Pluralistic Aging Diffusion Autoencoder
This addresses the need for realistic and varied face aging simulations in applications like entertainment or forensics, though it is an incremental improvement over existing diffusion-based methods.
The paper tackles the ill-posed problem of face aging by proposing a method to generate multiple plausible aging patterns instead of a single deterministic output, achieving more diverse and high-quality results as demonstrated in experiments.

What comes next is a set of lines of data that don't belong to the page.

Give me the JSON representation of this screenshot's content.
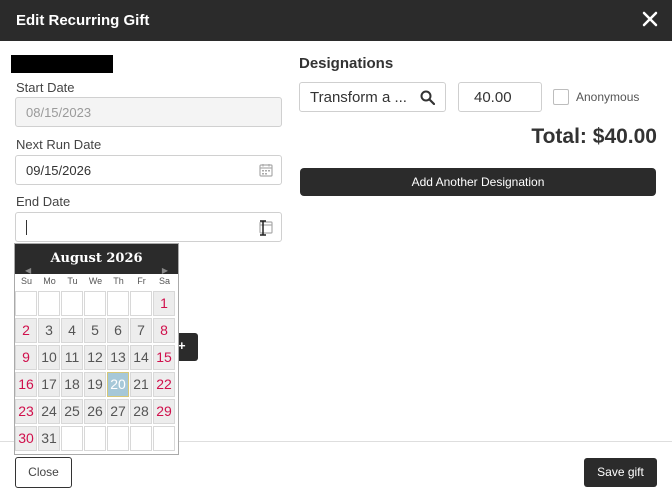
{
  "header": {
    "title": "Edit Recurring Gift"
  },
  "form": {
    "start_date_label": "Start Date",
    "start_date_value": "08/15/2023",
    "next_run_label": "Next Run Date",
    "next_run_value": "09/15/2026",
    "end_date_label": "End Date",
    "end_date_value": ""
  },
  "designations": {
    "heading": "Designations",
    "selected": "Transform a ...",
    "amount": "40.00",
    "anonymous_label": "Anonymous",
    "total": "Total: $40.00",
    "add_label": "Add Another Designation"
  },
  "calendar": {
    "month_label": "August 2026",
    "prev": "◀",
    "next": "▶",
    "weekdays": [
      "Su",
      "Mo",
      "Tu",
      "We",
      "Th",
      "Fr",
      "Sa"
    ],
    "leading_blanks": 6,
    "days_in_month": 31,
    "selected_day": 20
  },
  "footer": {
    "close_label": "Close",
    "save_label": "Save gift"
  },
  "colors": {
    "dark": "#2b2b2b",
    "weekend": "#d0104c",
    "today": "#a6c8d8"
  }
}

Face aging is an ill-posed problem because multiple plausible aging patterns may correspond to a given input. Most existing methods often produce one deterministic estimation. This paper proposes a novel CLIP-driven Pluralistic Aging Diffusion Autoencoder (PADA) to enhance the diversity of aging patterns. First, we employ diffusion models to generate diverse low-level aging details via a sequential denoising reverse process. Second, we present Probabilistic Aging Embedding (PAE) to capture diverse high-level aging patterns, which represents age information as probabilistic distributions in the common CLIP latent space. A text-guided KL-divergence loss is designed to guide this learning. Our method can achieve pluralistic face aging conditioned on open-world aging texts and arbitrary unseen face images. Qualitative and quantitative experiments demonstrate that our method can generate more diverse and high-quality plausible aging results.